D’où, me concernant, la lecture de cet ouvrage, assez bref, très abordable, tout à fait sérieux néanmoins (ne pas se fier à l’accroche un peu putassière en couverture – et le nom de Pierre-François Souyri, régulièrement croisé ici ou là, si je n’en ai lu pour l’heure que son excellente Histoire du Japon médiéval : le monde à l’envers, m’inspirait confiance). Ce fut aussi l’occasion de prolonger avec un exemple très concret, et par ailleurs ponctuel, d’autres lectures éventuellement liées, comme La Mort volontaire au Japon, de Maurice Pinguet, ou Morts pour l’empereur : la question du Yasukuni, de Takahashi Tetsuya – deux ouvrages cités dans la bibliographie, d’ailleurs et sans vraie surprise.





QUESTIONS DE TERMINOLOGIE





En fait, un problème se pose d’emblée, concernant le simple vocabulaire utilisé. En français, et dans beaucoup d’autres langues en dehors du Japon, nous parlons donc de « kamikazes » ; la signification de ce vocable découle des deux mots (et idéogrammes, ou kanji) japonais ainsi associés, kami qui désigne, pour faire simple, les esprits ou les dieux, et kaze, qui signifie le vent.

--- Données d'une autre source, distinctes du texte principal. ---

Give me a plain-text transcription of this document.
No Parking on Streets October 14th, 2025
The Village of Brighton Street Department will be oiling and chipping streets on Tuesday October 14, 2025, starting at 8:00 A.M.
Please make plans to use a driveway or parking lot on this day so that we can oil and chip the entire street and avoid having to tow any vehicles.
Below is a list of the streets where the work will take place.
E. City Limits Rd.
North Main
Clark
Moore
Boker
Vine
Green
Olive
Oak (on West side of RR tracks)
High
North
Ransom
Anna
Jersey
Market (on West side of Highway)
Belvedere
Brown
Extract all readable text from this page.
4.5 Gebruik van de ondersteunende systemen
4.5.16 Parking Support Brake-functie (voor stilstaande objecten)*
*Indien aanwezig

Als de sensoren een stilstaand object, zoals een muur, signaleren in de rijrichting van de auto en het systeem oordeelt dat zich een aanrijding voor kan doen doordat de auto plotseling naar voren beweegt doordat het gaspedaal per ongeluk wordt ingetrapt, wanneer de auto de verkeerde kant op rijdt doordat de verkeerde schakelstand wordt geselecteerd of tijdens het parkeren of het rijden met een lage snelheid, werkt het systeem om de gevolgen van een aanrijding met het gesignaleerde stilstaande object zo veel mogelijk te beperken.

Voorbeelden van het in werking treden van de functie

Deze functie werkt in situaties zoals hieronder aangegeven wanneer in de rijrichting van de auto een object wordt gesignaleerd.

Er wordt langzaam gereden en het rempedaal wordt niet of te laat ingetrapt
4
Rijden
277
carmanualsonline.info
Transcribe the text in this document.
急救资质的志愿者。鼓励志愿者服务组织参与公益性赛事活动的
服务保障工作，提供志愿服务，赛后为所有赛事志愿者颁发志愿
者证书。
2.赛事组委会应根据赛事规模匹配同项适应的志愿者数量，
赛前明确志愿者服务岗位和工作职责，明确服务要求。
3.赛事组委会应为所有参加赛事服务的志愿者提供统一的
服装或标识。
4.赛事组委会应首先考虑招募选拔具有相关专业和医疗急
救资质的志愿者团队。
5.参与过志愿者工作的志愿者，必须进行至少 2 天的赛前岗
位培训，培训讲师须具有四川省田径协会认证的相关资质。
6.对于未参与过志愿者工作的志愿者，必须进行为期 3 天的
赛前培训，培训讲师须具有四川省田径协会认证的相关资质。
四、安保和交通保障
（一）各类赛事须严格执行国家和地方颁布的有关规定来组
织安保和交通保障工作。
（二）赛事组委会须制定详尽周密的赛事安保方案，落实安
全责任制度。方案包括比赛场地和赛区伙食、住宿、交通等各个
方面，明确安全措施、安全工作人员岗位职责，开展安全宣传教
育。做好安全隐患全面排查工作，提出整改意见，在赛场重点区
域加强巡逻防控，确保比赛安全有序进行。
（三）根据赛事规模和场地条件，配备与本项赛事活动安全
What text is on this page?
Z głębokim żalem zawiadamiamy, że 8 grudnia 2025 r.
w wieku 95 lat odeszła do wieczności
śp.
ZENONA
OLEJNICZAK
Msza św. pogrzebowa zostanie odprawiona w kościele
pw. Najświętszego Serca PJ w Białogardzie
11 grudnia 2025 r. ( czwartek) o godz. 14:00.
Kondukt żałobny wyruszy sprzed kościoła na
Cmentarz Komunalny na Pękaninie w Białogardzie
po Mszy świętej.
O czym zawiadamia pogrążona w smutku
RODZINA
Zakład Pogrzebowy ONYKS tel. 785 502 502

Donc, « kamikaze » signifie « vent divin » ; et, très concrètement, cela renvoie à une anecdote historique, portant sur les deux tentatives d’invasion du Japon par les Mongols à la fin du XIIIe siècle – deux échecs où, selon la légende, la météo eut sa part, puisque des typhons ont balayé à chaque fois la flotte des envahisseurs : à proprement parler, c’est donc ceci qui est le « vent divin » – comme une confirmation éloquente de ce que le Japon est « le pays des dieux », et que les dieux ne manqueront pas de venir à son secours en cas de tentative d’invasion étrangère (rappelons que le Japon n’a jamais été envahi avant 1945). Il ne s’agit pas cependant de se reposer sur ce mythe : « Aide-toi, le ciel t’aidera », dit-on par ici, et finalement il y a de cette idée au Japon également – car les combats acharnés des samouraïs du XIIIe siècle ont eu leur part essentielle dans la défaite des Mongols : il n’y avait pas « que » le « vent divin »… Le lien avec la situation du Japon en 1944-1945 se fait donc tout naturellement, à ces différents niveaux.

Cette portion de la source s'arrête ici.